There is a major story indeed here, but I wonder if we will ever know the truth here or whether this will become another one of the great unsolved mysteries/conspiracies theories of our time. I hope not, but given the successful to date avoidance of this issue except to smear a scientist they didn't like and who has subsequently filed suit for privacy violations by leaking his name this issue has stayed remarkably well hidden I cannot ignore that possibility.
Posted by: Scotian | August 21, 2007 at 12:44
But Hayes portrays Cheney, finding out upon reading Hubris, that Armitage was Novak's source. That's clearly not the case.
Completely agree.
Posted by: Jeff | August 21, 2007 at 13:23
This is something I am becoming forced to conclude was an inside job within the GOP/Bushco machine,...
Yes, I agree. The WMD was Anthrax and it was in the States not Iraq.
Someone was able to get Weapons Grade Anthrax (from a government refiner) and yet was ignorant of its properties or careless enough with it to contaminate the Postal Service, the Democratic Senate Offices, an elderly lady in New England, and at least one passerby on a New York street and a tabloid rag sheet.
It all has a sort of Timothy McVeigh quality to it. Is the Anthrax Dispenser still alive?
Posted by: rukus | August 21, 2007 at 13:33
Re the anthrax story. I remember that the first man to die (a tabloid magazine associate) had supposedly published something nasty about Bush or his family. This was never given much press though.
Posted by: dipper | August 21, 2007 at 13:37
As I recall the story, someone was identified as the mailer at some point. It seems like he was a college professor or something, but that was the absolute last I ever heard about it all. I had never even thought about that being a Bush job!
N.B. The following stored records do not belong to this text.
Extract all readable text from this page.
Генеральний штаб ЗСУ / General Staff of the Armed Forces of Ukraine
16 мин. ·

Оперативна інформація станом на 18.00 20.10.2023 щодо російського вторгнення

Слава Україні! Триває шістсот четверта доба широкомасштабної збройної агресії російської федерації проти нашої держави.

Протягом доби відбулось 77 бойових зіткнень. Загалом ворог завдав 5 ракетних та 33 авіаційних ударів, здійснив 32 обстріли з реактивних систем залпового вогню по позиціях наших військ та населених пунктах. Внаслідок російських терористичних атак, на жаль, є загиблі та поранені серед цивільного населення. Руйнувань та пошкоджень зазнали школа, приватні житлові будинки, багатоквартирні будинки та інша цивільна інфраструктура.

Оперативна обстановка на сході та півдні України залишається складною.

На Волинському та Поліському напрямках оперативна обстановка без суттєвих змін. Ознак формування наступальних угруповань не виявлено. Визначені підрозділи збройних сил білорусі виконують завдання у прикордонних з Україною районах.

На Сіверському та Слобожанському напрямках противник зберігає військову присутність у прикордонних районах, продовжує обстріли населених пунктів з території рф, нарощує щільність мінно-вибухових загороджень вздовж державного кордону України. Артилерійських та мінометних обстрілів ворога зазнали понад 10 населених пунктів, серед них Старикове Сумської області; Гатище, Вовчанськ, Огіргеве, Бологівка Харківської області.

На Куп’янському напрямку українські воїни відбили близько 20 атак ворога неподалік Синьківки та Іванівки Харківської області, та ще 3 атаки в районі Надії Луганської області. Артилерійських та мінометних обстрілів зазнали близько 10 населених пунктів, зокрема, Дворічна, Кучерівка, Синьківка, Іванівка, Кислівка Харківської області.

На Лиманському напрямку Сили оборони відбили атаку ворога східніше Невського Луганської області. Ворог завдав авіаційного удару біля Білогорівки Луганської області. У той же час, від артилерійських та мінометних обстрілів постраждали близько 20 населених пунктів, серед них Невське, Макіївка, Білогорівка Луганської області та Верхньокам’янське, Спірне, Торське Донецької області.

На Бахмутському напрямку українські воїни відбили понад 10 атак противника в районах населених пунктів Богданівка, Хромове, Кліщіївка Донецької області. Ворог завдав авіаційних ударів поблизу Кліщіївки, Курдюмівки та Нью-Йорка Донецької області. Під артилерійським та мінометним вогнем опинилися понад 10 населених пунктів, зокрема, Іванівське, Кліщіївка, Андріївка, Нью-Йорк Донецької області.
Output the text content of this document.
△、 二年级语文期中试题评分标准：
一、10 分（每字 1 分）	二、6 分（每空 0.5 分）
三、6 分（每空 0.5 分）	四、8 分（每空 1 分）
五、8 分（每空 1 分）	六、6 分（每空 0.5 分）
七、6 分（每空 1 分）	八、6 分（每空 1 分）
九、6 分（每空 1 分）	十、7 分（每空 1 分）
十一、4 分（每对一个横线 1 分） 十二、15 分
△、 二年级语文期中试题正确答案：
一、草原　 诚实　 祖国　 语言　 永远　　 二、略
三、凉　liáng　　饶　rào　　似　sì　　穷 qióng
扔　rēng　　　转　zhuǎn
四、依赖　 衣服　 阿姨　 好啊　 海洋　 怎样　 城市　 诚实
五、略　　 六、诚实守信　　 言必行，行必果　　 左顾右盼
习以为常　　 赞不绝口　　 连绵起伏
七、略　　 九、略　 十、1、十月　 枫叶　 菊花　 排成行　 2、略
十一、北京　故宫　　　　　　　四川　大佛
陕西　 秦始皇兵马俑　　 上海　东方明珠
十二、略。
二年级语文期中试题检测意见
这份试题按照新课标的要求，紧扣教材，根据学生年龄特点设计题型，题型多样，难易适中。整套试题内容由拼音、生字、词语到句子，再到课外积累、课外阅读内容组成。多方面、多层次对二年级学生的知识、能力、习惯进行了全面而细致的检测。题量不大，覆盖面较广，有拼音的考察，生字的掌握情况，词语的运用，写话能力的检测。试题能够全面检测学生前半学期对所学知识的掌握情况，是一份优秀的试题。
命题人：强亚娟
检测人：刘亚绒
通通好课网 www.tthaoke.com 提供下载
Posted by: Sojourner | August 21, 2007 at 17:20
Anthrax attacks...of course, they haven't reoccured - it worked, didn't have to do it again. Nothing like random death to scare the common sense out of Congress. The vote was made; the administration got what they wanted; the first version of USA Patriotic Act.
I have no doubt it was this administration's quick, poorly planned effort when they found out the fear-mongering had not sufficiently quelled the desire of some legislators to read and wonder about the Constitution before voting. Simple crime analysis: who benefited? Cheney
Stephan Hadley, a scientist previously working on a military anthrax project, was an FBI "person of interest" for a long time, was exhaustedly investigated but never charged. He fought back with a lawyer, lost a college job because of the suspicion. They hadn't erased habeous (sp?) corpus yet, remember. I think he has a lawsuit against the FBI still standing somewhere.